Que me convirtiera en hincha escarlata era
una remota posibilidad que, al darse, solo refleja que América, mi América, es
una fuerza visible que hala, que no discrimina, que traspasa todo tipo de
fronteras y por eso nunca morirá.
Nací y crecí en tierra guajira, entre la
sal y el carbón, en la punta de Colombia. Allá, al último rincón, llegó la
‘Mecha’, nos sedujo y se quedó.
Oía hablar de un diablo que parecía un
rito wayú, un pueblo que entre su culto también aprendió a rendirle honor al
rojo de Colombia. Y en los tiempos del ‘Pitufo’, Rincón, el ‘Tigre’ Castillo y
Jersson era imposible que solo en Cali se escuchara del diablo, pues su
grandeza era noticia, incluso internacional.
Veían mis ojos el imponente diablo y
comenzó mi colección, estampas, revistas y amuletos que conservo como un
invaluable tesoro, así como la foto del ‘Bambino’ Otálvaro, mi primer amor
desde niña. Con los títulos de los años 2000 el equipo era imbatible,
incomparable, y en cada fecha sentía cómo palpitaba fuerte el corazón.

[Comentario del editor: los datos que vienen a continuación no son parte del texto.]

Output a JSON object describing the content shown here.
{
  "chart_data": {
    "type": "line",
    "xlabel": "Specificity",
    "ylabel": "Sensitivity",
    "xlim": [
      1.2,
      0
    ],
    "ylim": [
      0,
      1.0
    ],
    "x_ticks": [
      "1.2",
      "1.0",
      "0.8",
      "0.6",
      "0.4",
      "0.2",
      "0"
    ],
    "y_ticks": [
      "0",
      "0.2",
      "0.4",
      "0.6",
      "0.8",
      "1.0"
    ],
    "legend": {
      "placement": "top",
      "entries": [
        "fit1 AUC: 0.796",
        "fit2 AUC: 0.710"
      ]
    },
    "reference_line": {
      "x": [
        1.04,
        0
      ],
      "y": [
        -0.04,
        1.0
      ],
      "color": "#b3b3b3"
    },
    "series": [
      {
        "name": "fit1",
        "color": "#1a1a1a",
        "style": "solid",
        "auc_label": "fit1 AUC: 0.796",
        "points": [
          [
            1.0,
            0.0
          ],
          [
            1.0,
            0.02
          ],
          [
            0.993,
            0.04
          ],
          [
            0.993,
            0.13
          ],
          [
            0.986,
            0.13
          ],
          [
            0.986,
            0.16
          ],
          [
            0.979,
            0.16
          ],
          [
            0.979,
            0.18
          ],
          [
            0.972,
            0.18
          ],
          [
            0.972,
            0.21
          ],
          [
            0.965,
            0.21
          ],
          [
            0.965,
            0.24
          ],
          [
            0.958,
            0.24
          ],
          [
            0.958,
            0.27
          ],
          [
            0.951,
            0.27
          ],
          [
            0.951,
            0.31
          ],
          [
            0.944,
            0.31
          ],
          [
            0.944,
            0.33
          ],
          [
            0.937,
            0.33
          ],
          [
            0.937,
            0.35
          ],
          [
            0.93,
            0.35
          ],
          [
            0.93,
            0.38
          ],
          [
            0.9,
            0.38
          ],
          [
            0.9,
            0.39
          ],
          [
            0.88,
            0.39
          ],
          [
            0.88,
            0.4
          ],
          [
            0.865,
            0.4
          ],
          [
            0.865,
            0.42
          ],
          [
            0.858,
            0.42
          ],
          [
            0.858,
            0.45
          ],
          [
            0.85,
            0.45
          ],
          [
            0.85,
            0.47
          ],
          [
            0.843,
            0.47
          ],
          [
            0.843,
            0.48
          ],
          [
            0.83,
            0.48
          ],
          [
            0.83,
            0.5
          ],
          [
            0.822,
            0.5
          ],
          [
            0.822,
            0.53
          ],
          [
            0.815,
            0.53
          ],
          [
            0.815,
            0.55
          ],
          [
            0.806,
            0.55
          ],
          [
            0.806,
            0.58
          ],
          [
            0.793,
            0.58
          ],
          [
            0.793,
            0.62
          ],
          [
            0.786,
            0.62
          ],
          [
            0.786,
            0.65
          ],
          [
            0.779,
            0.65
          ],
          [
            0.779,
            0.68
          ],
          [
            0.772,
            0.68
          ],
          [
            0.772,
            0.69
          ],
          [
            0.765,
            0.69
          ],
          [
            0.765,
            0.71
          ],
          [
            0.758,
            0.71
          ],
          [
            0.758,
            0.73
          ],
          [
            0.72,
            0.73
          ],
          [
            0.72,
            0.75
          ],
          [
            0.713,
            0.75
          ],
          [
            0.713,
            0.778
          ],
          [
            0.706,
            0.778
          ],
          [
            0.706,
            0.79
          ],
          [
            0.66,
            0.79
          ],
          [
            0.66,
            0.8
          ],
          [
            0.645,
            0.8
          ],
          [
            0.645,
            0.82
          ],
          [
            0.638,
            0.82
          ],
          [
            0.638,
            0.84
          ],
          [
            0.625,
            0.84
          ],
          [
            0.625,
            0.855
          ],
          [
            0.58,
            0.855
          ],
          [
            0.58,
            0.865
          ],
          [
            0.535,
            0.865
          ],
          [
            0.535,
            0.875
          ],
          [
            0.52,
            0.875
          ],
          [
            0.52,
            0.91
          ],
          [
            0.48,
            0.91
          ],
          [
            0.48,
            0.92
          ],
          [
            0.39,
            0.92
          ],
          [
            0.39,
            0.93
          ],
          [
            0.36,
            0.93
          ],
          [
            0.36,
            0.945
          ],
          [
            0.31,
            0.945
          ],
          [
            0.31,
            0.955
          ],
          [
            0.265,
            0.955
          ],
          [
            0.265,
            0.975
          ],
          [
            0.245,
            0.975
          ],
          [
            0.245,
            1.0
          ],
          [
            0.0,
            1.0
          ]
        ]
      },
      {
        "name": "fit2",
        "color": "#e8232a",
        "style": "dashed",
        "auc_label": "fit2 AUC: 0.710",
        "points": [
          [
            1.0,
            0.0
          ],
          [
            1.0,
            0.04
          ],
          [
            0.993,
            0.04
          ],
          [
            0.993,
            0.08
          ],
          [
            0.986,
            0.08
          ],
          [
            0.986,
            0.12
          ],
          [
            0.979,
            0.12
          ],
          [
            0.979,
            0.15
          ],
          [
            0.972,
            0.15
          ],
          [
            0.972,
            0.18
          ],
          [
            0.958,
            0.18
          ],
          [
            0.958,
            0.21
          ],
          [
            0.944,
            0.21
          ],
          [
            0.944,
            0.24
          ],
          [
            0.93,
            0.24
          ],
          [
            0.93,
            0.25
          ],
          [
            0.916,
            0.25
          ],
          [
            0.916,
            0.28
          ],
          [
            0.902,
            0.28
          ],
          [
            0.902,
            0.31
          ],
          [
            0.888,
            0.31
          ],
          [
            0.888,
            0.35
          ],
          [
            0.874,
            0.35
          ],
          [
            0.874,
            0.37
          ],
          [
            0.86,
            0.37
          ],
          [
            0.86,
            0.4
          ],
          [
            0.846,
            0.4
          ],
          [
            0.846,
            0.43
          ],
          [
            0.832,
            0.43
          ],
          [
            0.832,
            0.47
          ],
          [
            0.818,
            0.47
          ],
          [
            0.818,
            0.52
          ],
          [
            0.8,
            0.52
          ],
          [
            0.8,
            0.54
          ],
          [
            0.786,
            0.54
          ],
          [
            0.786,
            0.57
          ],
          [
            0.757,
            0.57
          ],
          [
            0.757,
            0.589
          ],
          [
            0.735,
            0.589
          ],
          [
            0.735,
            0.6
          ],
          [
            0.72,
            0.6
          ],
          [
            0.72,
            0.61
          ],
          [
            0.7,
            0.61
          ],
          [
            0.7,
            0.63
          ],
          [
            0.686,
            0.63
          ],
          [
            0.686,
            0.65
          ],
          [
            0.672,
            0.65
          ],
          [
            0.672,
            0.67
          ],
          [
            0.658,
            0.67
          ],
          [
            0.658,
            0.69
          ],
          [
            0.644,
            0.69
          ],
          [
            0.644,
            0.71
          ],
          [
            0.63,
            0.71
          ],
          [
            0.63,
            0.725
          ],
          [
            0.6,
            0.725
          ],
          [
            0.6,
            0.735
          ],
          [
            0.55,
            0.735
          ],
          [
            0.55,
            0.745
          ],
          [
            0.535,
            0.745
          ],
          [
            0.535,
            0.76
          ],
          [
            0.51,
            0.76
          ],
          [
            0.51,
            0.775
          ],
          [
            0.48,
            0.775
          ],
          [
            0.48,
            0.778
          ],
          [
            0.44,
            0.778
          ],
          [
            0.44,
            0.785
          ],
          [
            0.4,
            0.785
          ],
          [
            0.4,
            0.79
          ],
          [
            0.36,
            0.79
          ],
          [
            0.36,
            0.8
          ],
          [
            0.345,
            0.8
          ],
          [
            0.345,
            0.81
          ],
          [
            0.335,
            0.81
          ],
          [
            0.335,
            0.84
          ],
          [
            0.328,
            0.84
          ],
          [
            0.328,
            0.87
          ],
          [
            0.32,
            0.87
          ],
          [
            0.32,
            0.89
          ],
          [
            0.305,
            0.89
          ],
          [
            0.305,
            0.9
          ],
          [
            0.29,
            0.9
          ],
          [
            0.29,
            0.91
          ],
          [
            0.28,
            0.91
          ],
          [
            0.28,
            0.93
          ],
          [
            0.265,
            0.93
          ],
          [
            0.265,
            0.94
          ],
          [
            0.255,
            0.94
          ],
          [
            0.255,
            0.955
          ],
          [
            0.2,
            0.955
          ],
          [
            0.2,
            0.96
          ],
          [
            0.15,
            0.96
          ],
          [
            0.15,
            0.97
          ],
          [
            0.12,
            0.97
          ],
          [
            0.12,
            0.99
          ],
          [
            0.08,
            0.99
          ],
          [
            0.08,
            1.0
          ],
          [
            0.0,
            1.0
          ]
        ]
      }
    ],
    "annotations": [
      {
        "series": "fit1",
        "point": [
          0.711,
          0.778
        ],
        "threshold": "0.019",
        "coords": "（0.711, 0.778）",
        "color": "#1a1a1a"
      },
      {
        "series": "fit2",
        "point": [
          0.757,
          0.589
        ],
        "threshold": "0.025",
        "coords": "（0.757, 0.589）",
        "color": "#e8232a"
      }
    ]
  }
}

Comprendí que nacía, señores, una fiel americana que le juró amor y lealtad
eternamente.
Llegó la etapa universitaria y fui a
estudiar a tierra paisa, la que hace once años me adoptó. El sentimiento
parecía no escabullirse y volvía la teoría que el rojo hace presencia en
cualquier lugar del país.
¡En Antioquia también existe el diablo!
Estaba destinada: con una magia indescriptible, la tercera hinchada antioqueña
me atrapó en Medellín. Vino un domingo a jugar el ‘Rojo’ y por primera vez ya
no vi a mis negros frente a la pantalla. Los tenía en frente, cerca. Lloré.
Es que hablar de América de Cali es de
emociones indescriptibles, como la vez que conocí el Pascual entre lágrimas
interminables. Es referirse a un campeón que batalla vestido de rojo, que vivió
y venció el infierno porque lleva el escudo de un diablo que no se toca, que se
jacta con orgullo de una hinchada fiel que acompaña sin importar la cancha, que
exige porque siente a flor de piel los triunfos y las derrotas (que no es otra
cosa que pasión).
Una hinchada que se levanta y orgullosa
sigue porque está a la altura de un grande. Los que prenden la caldera, los del
fuego en el corazón. El domingo pasado volví al Pascual y lo sentí. Me emocioné
con ese poema de gol que nos regaló Luis Sánchez frente a Jaguares. Regresé
feliz a Medellín.
América es la memoria de sus ídolos en el
Pascual, es tradición pura, es el fenómeno de una historia que revive cuando
nace un escarlata y que se renueva cuando gritamos un gol.
Aquel 19 por siempre, inmortal en nuestros
corazones. No se equivocó el destino, me hizo hincha del imparable
pentacampeón, el de 13 estrellas que conmemoran casi un siglo de la inagotable
fuerza de sus jugadores, del aliento y la esperanza de los hinchas, del cariño
de quienes se han ido y, no en vano, profesan a voces que el América es el club
de sus amores, el equipo que exige entrega y personalidad a quien porta la
camiseta, que pueda entender que son cosas del corazón.
Hoy, que saboreamos el triunfo, que vuelve
la sonrisa típica de un clásico ganado o de un golazo como el de Sánchez y se
ven las familias coloreando de rojo las tribunas. Hoy, que tenemos uno de los
goleadores del campeonato y estamos en la cima de la Liga, en el lugar que nos
corresponde. Hoy, que vislumbramos unión, mentalidad fuerte y un buen momento,
más que nunca, ante el mundo y contra el viento, vamos orgullosos los
escarlatas. Constantes y firmes alardeamos que nos une la fuerza de un gigante.